Relative to respondents with primary education or less, those with secondary and tertiary education exhibit substantially higher odds of digital payment use. Higher income quintiles and labour-force participation are also positively associated with digital payment use, while women show slightly lower odds than men, conditional on the included covariates.


4 General and Predicted Probability Visialisation

4.1 Plot 1: Weighted digital payment use by education

edu_plot_data <- svyby(formula =  ~digital_payment, 
                       by = ~educ_cat, 
                       design = design, 
                       svymean, 
                       na.rm = TRUE) %>%
  as_tibble()

edu_plot_data %>%
  ggplot(aes(x = educ_cat, y = digital_payment)) +
  geom_col() +
  scale_y_continuous(labels = percent_format()) +
  labs (title = "Weighted Digital Payment Use by Education Level",
        x = NULL,
        y = "share using digital payments") +
  theme_classic()

4.1.1 Saving the figure

ggsave(here("output", "figures", "digital_payment_by_education.png"))  

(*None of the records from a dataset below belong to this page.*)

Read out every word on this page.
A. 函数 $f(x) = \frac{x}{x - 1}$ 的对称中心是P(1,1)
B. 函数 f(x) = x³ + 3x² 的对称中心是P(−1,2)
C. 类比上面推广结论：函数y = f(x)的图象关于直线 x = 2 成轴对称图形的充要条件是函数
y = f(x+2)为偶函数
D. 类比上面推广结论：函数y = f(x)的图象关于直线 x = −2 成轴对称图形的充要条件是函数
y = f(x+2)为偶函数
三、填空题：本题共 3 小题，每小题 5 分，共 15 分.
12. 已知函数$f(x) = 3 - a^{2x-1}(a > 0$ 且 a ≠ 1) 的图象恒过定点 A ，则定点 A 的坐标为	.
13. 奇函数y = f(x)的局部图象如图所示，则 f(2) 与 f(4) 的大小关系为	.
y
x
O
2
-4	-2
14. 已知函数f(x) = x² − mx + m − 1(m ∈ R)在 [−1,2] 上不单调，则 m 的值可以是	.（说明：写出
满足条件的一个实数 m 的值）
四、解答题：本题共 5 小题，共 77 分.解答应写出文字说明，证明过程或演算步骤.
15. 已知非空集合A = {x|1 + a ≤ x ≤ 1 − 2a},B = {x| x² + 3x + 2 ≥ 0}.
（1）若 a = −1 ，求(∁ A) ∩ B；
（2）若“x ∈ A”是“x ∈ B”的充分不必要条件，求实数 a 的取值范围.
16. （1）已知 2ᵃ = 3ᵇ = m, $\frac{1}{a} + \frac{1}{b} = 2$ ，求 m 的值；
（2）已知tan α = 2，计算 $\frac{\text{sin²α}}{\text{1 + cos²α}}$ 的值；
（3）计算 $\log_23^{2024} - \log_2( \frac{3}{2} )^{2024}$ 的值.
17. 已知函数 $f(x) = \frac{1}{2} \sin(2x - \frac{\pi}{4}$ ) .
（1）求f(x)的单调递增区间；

4.2 Plot 2: Weighted digital payment use by income quintile

income_plot_data <- svyby(formula = ~digital_payment, 
                          by = ~income_quintile, 
                          design = design, 
                          svymean, 
                          na.rm = TRUE) %>%
  as_tibble()

income_plot_data %>%
  ggplot(aes(x = income_quintile, y = digital_payment)) +
  geom_col() +
  scale_y_continuous(labels = percent_format()) +
  labs (title = "Weighted Digital Payment Use by Income Quintile",
        x = "Income groups (in quintile)",
        y = "share using digital payments")+
  theme_classic()

4.2.1 Saving the figure

ggsave(here("output", "figures", "digital_payment_by_income_quintile.png"))

4.3 Plot 3: Predicted probabities by certain variables

To complement the odds-ratio table, predicted probabilities are calculated from the fitted model while holding other covariates constant. This helps translate regression coefficients into more intuitive quantities.

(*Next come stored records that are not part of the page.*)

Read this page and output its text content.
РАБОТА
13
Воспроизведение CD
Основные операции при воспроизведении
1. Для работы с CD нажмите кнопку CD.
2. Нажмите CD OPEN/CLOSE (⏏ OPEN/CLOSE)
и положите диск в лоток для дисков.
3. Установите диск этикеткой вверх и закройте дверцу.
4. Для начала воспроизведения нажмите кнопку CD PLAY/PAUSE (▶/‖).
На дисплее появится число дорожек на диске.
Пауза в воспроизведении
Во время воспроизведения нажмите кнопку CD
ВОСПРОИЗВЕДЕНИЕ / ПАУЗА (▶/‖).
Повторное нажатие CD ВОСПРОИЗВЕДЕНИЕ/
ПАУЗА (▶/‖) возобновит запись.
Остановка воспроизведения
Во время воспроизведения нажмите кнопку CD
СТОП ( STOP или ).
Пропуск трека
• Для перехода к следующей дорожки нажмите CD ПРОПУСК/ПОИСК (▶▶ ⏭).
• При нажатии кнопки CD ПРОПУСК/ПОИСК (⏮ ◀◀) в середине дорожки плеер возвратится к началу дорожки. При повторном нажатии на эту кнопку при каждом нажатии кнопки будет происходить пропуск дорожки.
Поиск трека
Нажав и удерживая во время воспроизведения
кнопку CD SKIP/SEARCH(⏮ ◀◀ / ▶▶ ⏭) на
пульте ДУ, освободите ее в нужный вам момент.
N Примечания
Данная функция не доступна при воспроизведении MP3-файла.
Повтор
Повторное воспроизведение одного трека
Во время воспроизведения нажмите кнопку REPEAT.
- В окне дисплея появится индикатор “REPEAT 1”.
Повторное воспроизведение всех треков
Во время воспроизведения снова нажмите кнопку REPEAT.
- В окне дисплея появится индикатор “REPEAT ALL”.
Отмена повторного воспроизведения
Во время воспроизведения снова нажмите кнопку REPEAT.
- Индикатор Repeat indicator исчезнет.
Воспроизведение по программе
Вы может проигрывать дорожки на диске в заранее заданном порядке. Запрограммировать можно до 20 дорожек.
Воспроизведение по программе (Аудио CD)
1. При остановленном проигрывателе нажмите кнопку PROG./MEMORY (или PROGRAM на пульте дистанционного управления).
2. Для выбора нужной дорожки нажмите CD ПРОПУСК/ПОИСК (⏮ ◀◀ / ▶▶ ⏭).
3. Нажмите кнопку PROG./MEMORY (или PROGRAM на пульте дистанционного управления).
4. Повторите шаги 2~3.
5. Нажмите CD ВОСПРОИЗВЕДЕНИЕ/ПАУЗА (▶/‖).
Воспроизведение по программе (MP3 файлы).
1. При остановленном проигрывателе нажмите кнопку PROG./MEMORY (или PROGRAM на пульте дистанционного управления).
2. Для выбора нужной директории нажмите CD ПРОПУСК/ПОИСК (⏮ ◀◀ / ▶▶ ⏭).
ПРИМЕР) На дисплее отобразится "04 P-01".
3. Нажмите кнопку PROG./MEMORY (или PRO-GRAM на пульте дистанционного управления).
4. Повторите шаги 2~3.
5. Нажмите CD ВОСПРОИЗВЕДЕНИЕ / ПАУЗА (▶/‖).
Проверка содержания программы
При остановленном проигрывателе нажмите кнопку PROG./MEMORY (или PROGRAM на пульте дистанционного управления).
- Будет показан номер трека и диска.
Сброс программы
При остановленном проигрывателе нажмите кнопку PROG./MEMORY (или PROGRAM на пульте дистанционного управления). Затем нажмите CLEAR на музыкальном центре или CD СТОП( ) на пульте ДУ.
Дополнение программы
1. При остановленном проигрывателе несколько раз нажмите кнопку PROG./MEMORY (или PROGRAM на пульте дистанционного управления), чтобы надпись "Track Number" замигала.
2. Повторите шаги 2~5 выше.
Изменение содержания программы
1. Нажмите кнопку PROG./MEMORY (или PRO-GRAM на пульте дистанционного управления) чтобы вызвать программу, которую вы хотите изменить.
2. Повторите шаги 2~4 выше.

The question we’re trying to answer is: **“given the model, what is the predicted chance of using digital payments for different groups, while holding other variables fixed?”_** The primari model (m1) will be used in this analysis.

Finally, the basic workflow that will be use to generate the predicted probabilities is the following: - we will first fit the model, - then create new dataset, - then use ‘predict()’ function to plot the predicted probabilities, - after that, we attach the fitted probabilities, - and plot with ‘ggplot()’ function.

4.3.1 Plot 3a. predicted probabilities of digital payments by education level

comparing three education levels, for male respondents, at average age, in the middle income quintile, in the workforce, and living in an urban area.

# 1) pred_educ - create the dataset
pred_educ <- tibble(female_bin = 0,
                    age = mean(findex_analysis$age, na.rm = TRUE),
                    educ_cat = factor(c("Primary or less", "Secondary", "Tertiary+"),
                                      levels = levels(findex_analysis$educ_cat)),
                    income_quintile = factor("Q3", levels = levels(findex_analysis$income_quintile)),
                    in_workforce = 1,
                    urban = 1)

# 2) pred_prob - generate the predicted probabilities using predic() function
pred_prob <- predict(m1,
                     newdata = pred_educ,
                     type = "response")

# 3) plot the predicted probabilities
pred_educ %>%
  ggplot(aes(x = educ_cat, y = pred_prob)) +
  geom_col() +
  scale_y_continuous(labels = percent_format(accuracy = 1)) +
  labs(title = "Predicted Probability of Digital Payment Use by Education Level",
       subtitle = "Predictions from survey-weighted logistic regression, holding other covariates constant",
       x = NULL,
       y = "predicted probability") +
  theme_classic()

Takeaway: The figure above shows model-predicted probabilities of digital payment use by education level, holding age, income quintile, workforce status, sex, and urban residence constant. The predicted probability rises sharply with education, indicating that educational attainment is strongly associated with digital financial inclusion.

4.3.1.1 Saving the figure

ggsave(here("output", "figures", "prediction_probabilities_by_education.png"))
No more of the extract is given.